Al volver a la calle, sentía el desequilibrio de quien debe ajustarse a un mundo que había quedado en pausa mientras ingresaba a otro fuera del espacio y del tiempo. Es decir, volvía a un mundo menos agradable y menos compasivo e intentaba disimular la malsana atracción de Julio Cortázar, Joseph Conrad o Gustave Flaubert. Dentro de mí, no obstante, sabía que contaba con ese bálsamo cada vez que lo necesitara.
En 2019 volví a la sala, aunque no volví a la sala de entonces sino a un rostro trágico de sí misma. Un bibliotecario muy cordial me atendió como si hubiera ingresado allí por un despiste. Las visitas son poco habituales, me dijo, de manera que supe disculpar su torpeza como anfitrión. Un jubilado durmiéndose ante un ejemplar de LA GACETA era el único habitante de aquella inmensa soledad de decadencia. Y me lo confirmó el bibliotecario: es el único lector que recibimos a diario. Pedí permiso para dar un paseo y me lo concedió. Esto fue lo que vi y sentí: los cristales de los anaqueles rotos, los libros y el mobiliario cubiertos con una capa de polvo que se parece al desprecio, las humedades carcomiendo las paredes y los techos y un olvido en el aire que ya está vestido para hacerse con su puesto en breve.
Del asombro al frío
Luego, sin esperar ningún consentimiento, subí al primer piso, abrí la puerta de un lugar antes familiar y mi asombro se convirtió en un frío eléctrico bajando por mi espalda: las butacas del teatro cubiertas por una lona, los cristales de las ventanas rotos y una población de palomas muertas como testimonio de la deriva. Un escenario intencional del terror, perfeccionado por la impertinencia de los ignorantes y corruptos, aquellos que todos conocen y pocos condenan o castigan.
Silencio.
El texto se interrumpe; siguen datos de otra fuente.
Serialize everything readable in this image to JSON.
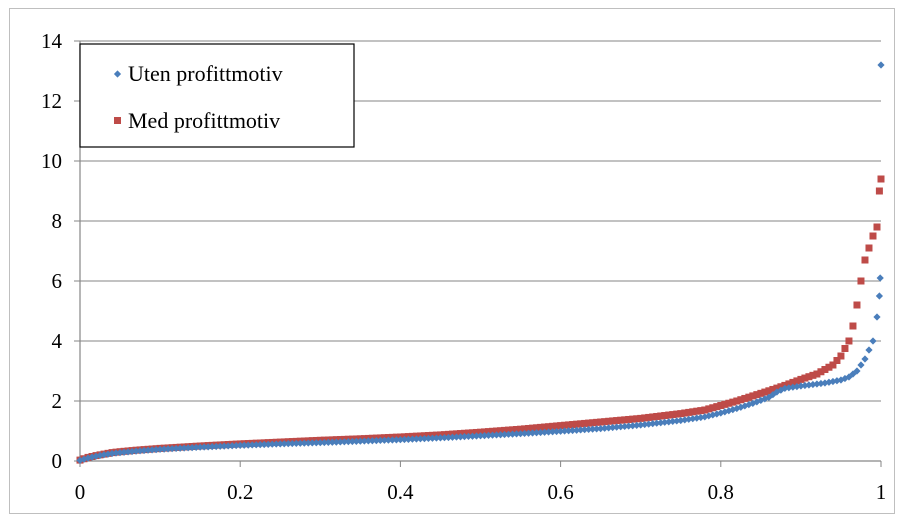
{
  "chart_data": {
    "type": "scatter",
    "xlim": [
      0,
      1
    ],
    "ylim": [
      0,
      14
    ],
    "x_ticks": [
      "0",
      "0.2",
      "0.4",
      "0.6",
      "0.8",
      "1"
    ],
    "y_ticks": [
      "0",
      "2",
      "4",
      "6",
      "8",
      "10",
      "12",
      "14"
    ],
    "grid": "horizontal",
    "legend_position": "top-left",
    "series": [
      {
        "name": "Uten profittmotiv",
        "color": "#4a7ebb",
        "marker": "diamond",
        "points": [
          [
            0.0,
            0.02
          ],
          [
            0.01,
            0.1
          ],
          [
            0.02,
            0.16
          ],
          [
            0.03,
            0.21
          ],
          [
            0.04,
            0.25
          ],
          [
            0.05,
            0.28
          ],
          [
            0.07,
            0.33
          ],
          [
            0.1,
            0.39
          ],
          [
            0.15,
            0.46
          ],
          [
            0.2,
            0.52
          ],
          [
            0.25,
            0.57
          ],
          [
            0.3,
            0.61
          ],
          [
            0.35,
            0.66
          ],
          [
            0.4,
            0.71
          ],
          [
            0.45,
            0.77
          ],
          [
            0.5,
            0.84
          ],
          [
            0.55,
            0.91
          ],
          [
            0.6,
            0.99
          ],
          [
            0.65,
            1.08
          ],
          [
            0.7,
            1.2
          ],
          [
            0.75,
            1.35
          ],
          [
            0.78,
            1.47
          ],
          [
            0.8,
            1.6
          ],
          [
            0.82,
            1.75
          ],
          [
            0.84,
            1.92
          ],
          [
            0.86,
            2.12
          ],
          [
            0.87,
            2.3
          ],
          [
            0.88,
            2.42
          ],
          [
            0.9,
            2.5
          ],
          [
            0.93,
            2.6
          ],
          [
            0.95,
            2.7
          ],
          [
            0.96,
            2.8
          ],
          [
            0.97,
            3.0
          ],
          [
            0.98,
            3.4
          ],
          [
            0.99,
            4.0
          ],
          [
            0.995,
            4.8
          ],
          [
            0.998,
            5.5
          ],
          [
            0.999,
            6.1
          ],
          [
            1.0,
            13.2
          ]
        ]
      },
      {
        "name": "Med profittmotiv",
        "color": "#be4b48",
        "marker": "square",
        "points": [
          [
            0.0,
            0.03
          ],
          [
            0.01,
            0.12
          ],
          [
            0.02,
            0.18
          ],
          [
            0.03,
            0.23
          ],
          [
            0.04,
            0.28
          ],
          [
            0.05,
            0.31
          ],
          [
            0.07,
            0.36
          ],
          [
            0.1,
            0.42
          ],
          [
            0.15,
            0.5
          ],
          [
            0.2,
            0.57
          ],
          [
            0.25,
            0.63
          ],
          [
            0.3,
            0.69
          ],
          [
            0.35,
            0.74
          ],
          [
            0.4,
            0.8
          ],
          [
            0.45,
            0.87
          ],
          [
            0.5,
            0.96
          ],
          [
            0.55,
            1.06
          ],
          [
            0.6,
            1.18
          ],
          [
            0.65,
            1.3
          ],
          [
            0.7,
            1.42
          ],
          [
            0.75,
            1.58
          ],
          [
            0.78,
            1.7
          ],
          [
            0.8,
            1.85
          ],
          [
            0.82,
            2.0
          ],
          [
            0.84,
            2.17
          ],
          [
            0.86,
            2.34
          ],
          [
            0.88,
            2.52
          ],
          [
            0.9,
            2.72
          ],
          [
            0.92,
            2.9
          ],
          [
            0.94,
            3.2
          ],
          [
            0.95,
            3.5
          ],
          [
            0.96,
            4.0
          ],
          [
            0.965,
            4.5
          ],
          [
            0.97,
            5.2
          ],
          [
            0.975,
            6.0
          ],
          [
            0.98,
            6.7
          ],
          [
            0.99,
            7.5
          ],
          [
            0.995,
            7.8
          ],
          [
            0.998,
            9.0
          ],
          [
            1.0,
            9.4
          ]
        ]
      }
    ]
  }
}
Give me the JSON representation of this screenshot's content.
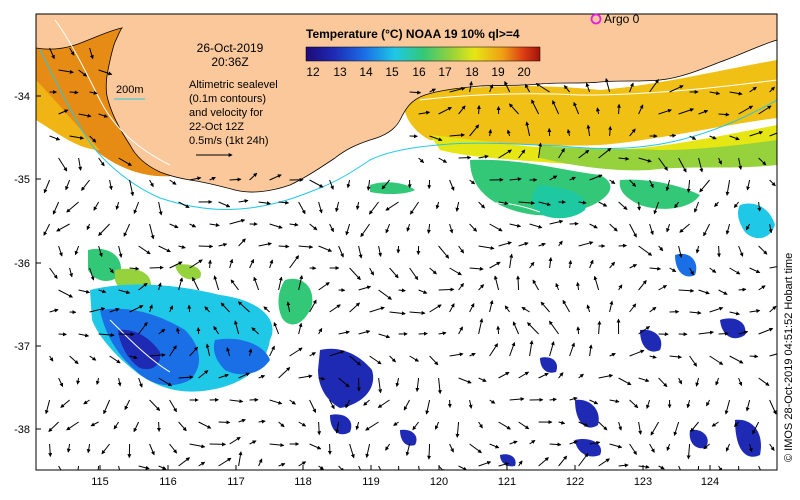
{
  "colorbar": {
    "title": "Temperature (°C) NOAA 19 10% ql>=4",
    "ticks": [
      "12",
      "13",
      "14",
      "15",
      "16",
      "17",
      "18",
      "19",
      "20"
    ]
  },
  "info": {
    "date": "26-Oct-2019",
    "time": "20:36Z",
    "line1": "Altimetric sealevel",
    "line2": "(0.1m contours)",
    "line3": "and velocity for",
    "line4": "22-Oct 12Z",
    "line5": "0.5m/s (1kt 24h)"
  },
  "isobath_label": "200m",
  "argo_label": "Argo 0",
  "credit": "© IMOS 28-Oct-2019 04:51:52 Hobart time",
  "axes": {
    "lat_ticks": [
      "-34",
      "-35",
      "-36",
      "-37",
      "-38"
    ],
    "lon_ticks": [
      "115",
      "116",
      "117",
      "118",
      "119",
      "120",
      "121",
      "122",
      "123",
      "124"
    ]
  },
  "colors": {
    "land": "#fac89a",
    "isobath": "#22c8e6",
    "argo": "#e61ee6",
    "ocean": "#ffffff"
  }
}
Ante lo que no tiene explicación, el silencio es una suerte de pausa para asimilar el impacto. Como cuando se recibe un insulto inesperado o una bofetada por sorpresa. De pronto, recordé las muchas bibliotecas que he visitado o me sirvieron de albergue temporal en muchas ciudades de Europa o Estados Unidos, lugares hospitalarios que abren los brazos a los que tienen sed de lectura, conocimiento o de intimidad; actualmente, espacios donde se puede pasar un día productivo trabajando o estudiando, con conexión a Internet, salas especiales de estudio para grupos, auditorios para presentaciones de libros o charlas, exposiciones de cuadros o pequeños cines para las producciones independientes, algunas de ellas barriales; salas, todas ellas, provistas de calefacción y aire acondicionado para que ninguna estación del año amedrente a la cultura. Lo natural en cualquier sociedad civilizada que tiene un orden de prioridades para la inversión de los impuestos pagados por sus ciudadanos.
¿Qué ha pasado con esta biblioteca, orgullo y símbolo de otras épocas, que pertenece a una universidad propietaria o ex propietaria de una mina? Sí, una mina, lo que en un individuo equivale a haber ganado la lotería. Se supone que las universidades están administradas por personas cultas, con una sensibilidad especial hacia las artes, pero ahora lo dudo o me despierta sospechas de un tipo en particular. De todas maneras, visto lo visto cualquier explicación será difícil de comprender. O inaceptable.
Me fui de aquel edificio con el abatimiento de quien ve traicionada una parte innegociable de su memoria, como si acabara de presenciar el derrumbe de las ruinas de antiguas ilusiones y sueños candorosos. Las ruinas de mí mismo, en definitiva.
Desde la vereda de enfrente, me puse a observarlo, le tomé algunas fotos y sentí la extraña sensación de despedir a un entrañable amigo. Como si hubiera muerto.
Vaya mi pésame desde la ciudad donde escribo estas líneas, a 9.799 kilómetros de Tucumán.